Runnable code examples
Python: simple output-structure validator (runnable)
import jsonschema
import json
schema = {
"type": "object",
"required": ["title","summary","key_points","takeaways"],
"properties": {
"title": {"type": "string"},
"summary": {"type": "string", "maxLength": 400},
"key_points": {"type": "array", "minItems": 3},
"takeaways": {"type": "array", "minItems": 3}
}
}
sample = {
"title": "Overview: Team Documentation",
"summary": "Short summary for managers.",
"key_points": ["Purpose","Scope","Ownership"],
"takeaways": ["Assign an owner","Schedule reviews","Use templates"]
}
jsonschema.validate(sample, schema)
print("Structure OK")
JavaScript: compute a simple relevance score using cosine similarity (requires npm packages)
const { NlpManager } = require('node-nlp');
async function simpleMatch(prompt, outputText) {
const tokens = (s) => s.toLowerCase().split(/\W+/).filter(Boolean);
const a = new Set(tokens(prompt));
const b = new Set(tokens(outputText));
const inter = [...a].filter(x => b.has(x)).length;
const score = inter / Math.max(a.size, 1);
return score;
}
(async () => {
console.log(await simpleMatch("team documentation overview", "This overview explains team documentation and ownership."));
})();
Comparison table
| Aspect | General-specialist (this role) | Generalist model | Domain specialist |
|---|
| Target audience | Broad, non-technical to mixed | Broad, often generic | Narrow, deep expertise |
| Typical output length | 300–1200 words | Highly variable | Focused, often shorter |
| Examples included | Required (1+ real-world) | Optional | Optional or technical |
| Actionable steps | Required (3–5) | Rarely specific | Very specific to domain |
| Factual constraints | High (95%+) | Medium | Very high but narrow |
Lessons learned
- Explicit audience definition prevents mixing levels of detail.

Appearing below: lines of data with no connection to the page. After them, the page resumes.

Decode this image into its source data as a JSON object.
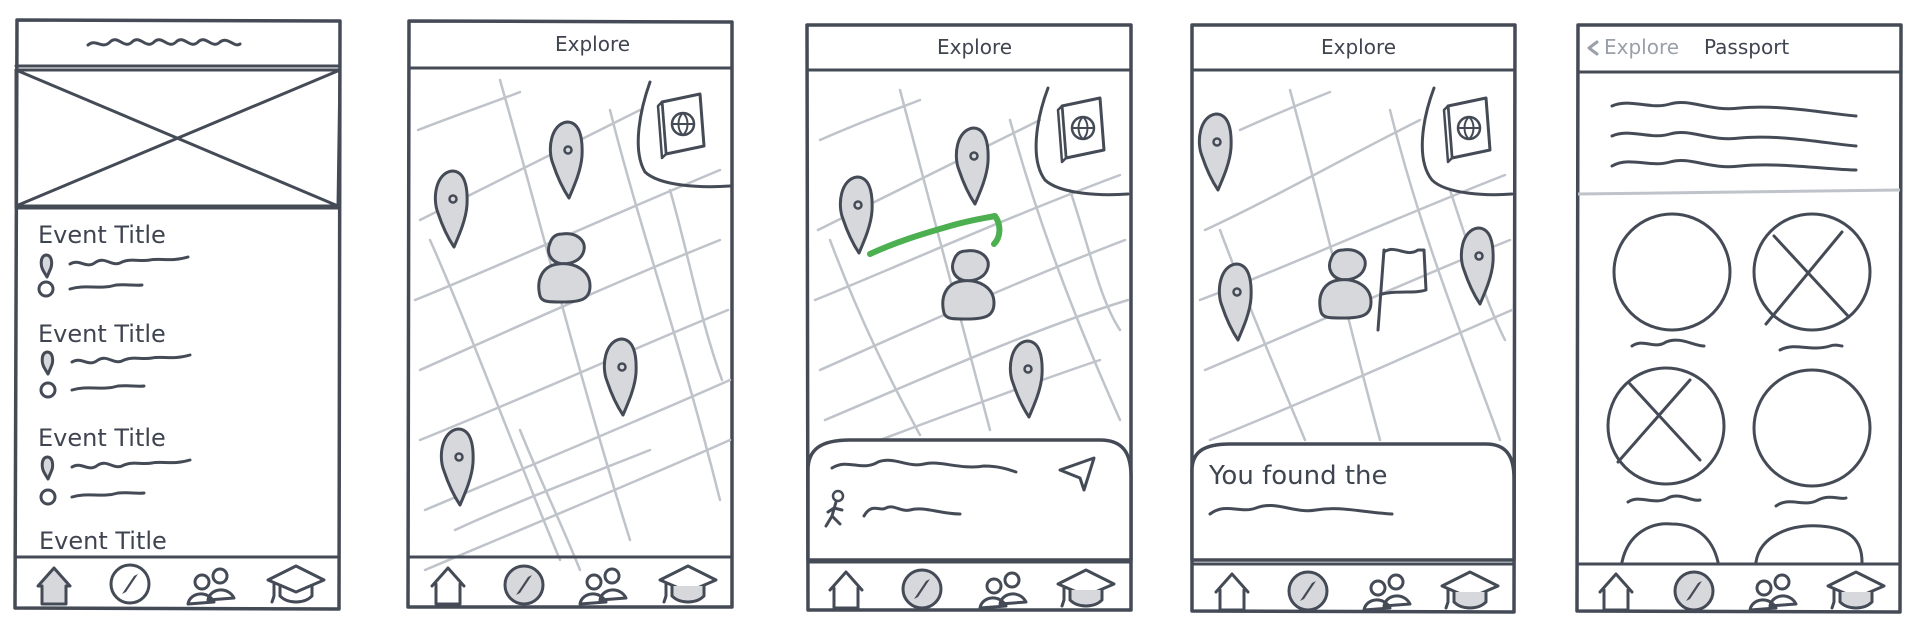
{
  "screens": [
    {
      "id": "event-list",
      "events": [
        "Event Title",
        "Event Title",
        "Event Title",
        "Event Title"
      ]
    },
    {
      "id": "explore-map",
      "header": "Explore"
    },
    {
      "id": "explore-route",
      "header": "Explore"
    },
    {
      "id": "explore-found",
      "header": "Explore",
      "sheet_text": "You found the"
    },
    {
      "id": "passport",
      "back_label": "Explore",
      "header": "Passport"
    }
  ],
  "colors": {
    "ink": "#454b56",
    "grid": "#bfc3ca",
    "fill": "#d6d8dc",
    "route": "#4caf50",
    "muted": "#9aa0a8"
  },
  "nav_icons": [
    "home-icon",
    "compass-icon",
    "people-icon",
    "graduation-cap-icon"
  ],
  "map_icons": [
    "map-pin-icon",
    "person-icon",
    "passport-icon",
    "flag-icon",
    "navigate-arrow-icon",
    "walking-person-icon"
  ]
}
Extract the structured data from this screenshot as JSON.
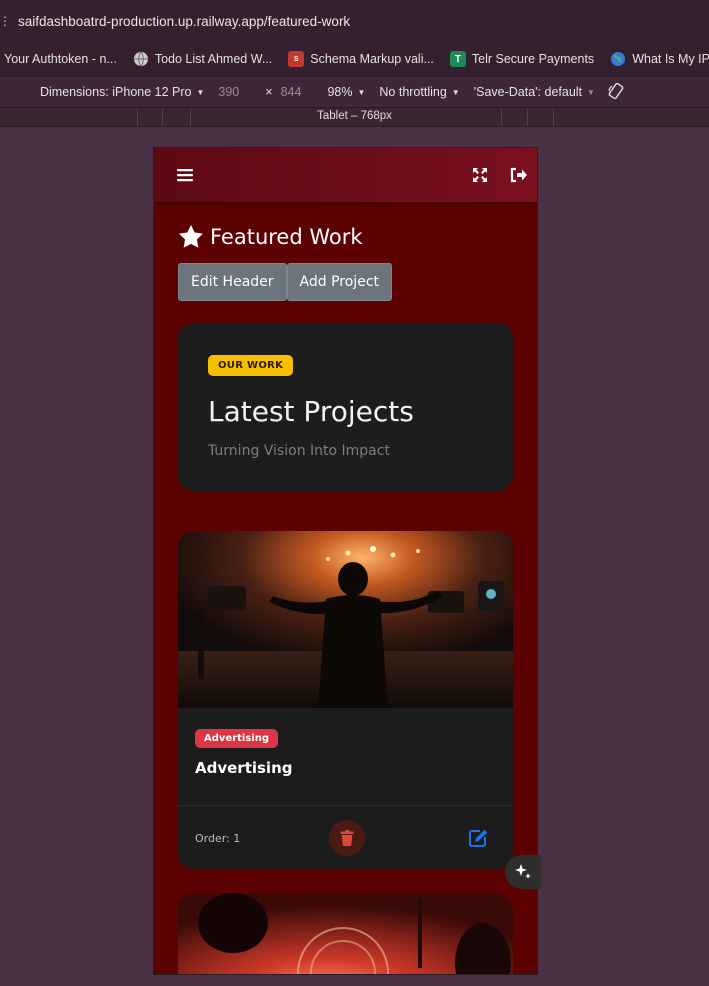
{
  "browser": {
    "url": "saifdashboatrd-production.up.railway.app/featured-work",
    "bookmarks": [
      {
        "label": "Your Authtoken - n...",
        "icon": "ngrok-icon"
      },
      {
        "label": "Todo List Ahmed W...",
        "icon": "globe-icon"
      },
      {
        "label": "Schema Markup vali...",
        "icon": "schema-icon"
      },
      {
        "label": "Telr Secure Payments",
        "icon": "telr-icon"
      },
      {
        "label": "What Is My IP Add",
        "icon": "globe-color-icon"
      }
    ]
  },
  "devtools": {
    "dimensions_label": "Dimensions: iPhone 12 Pro",
    "width": "390",
    "times": "×",
    "height": "844",
    "zoom": "98%",
    "throttle": "No throttling",
    "save_data": "'Save-Data': default",
    "ruler_label": "Tablet – 768px"
  },
  "app": {
    "page_title": "Featured Work",
    "buttons": {
      "edit_header": "Edit Header",
      "add_project": "Add Project"
    },
    "hero": {
      "badge": "OUR WORK",
      "title": "Latest Projects",
      "subtitle": "Turning Vision Into Impact"
    },
    "projects": [
      {
        "badge": "Advertising",
        "title": "Advertising",
        "order_label": "Order: 1"
      }
    ],
    "colors": {
      "background": "#5c0202",
      "card": "#1c1c1c",
      "badge_yellow": "#f6c000",
      "badge_red": "#dc3545",
      "edit_blue": "#1a73e8",
      "delete_red": "#e0483a"
    }
  }
}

- Short paragraphs and bullets increase scoutability for general readers.
- Real-world names and dates help stakeholders imagine applying advice.
- Always present assumptions and flag unverifiable claims.
- Provide at least one practical example or exercise—readers appreciate immediate utility.
Self-check checklist
Common pitfalls (expanded)
- Not stating assumptions: When external data is referenced, include citation or mark as assumption.
- Mixing metaphors or idioms unfamiliar to international audiences: keep language neutral and global.
- Unclear next steps: each takeaway should be directly implementable.
- Missing measurement: include how to measure success for suggested actions.
Actionable takeaways
- Always include audience and intent in the initial prompt (e.g., "novice, teach, 600 words").
- Provide a one-paragraph summary up front to orient readers.
- Use short bullets and at least one practical example for stakeholders.
- Label assumptions and include a simple citation or "source" note.
- Include measurable next steps and how to evaluate them (who, what, when).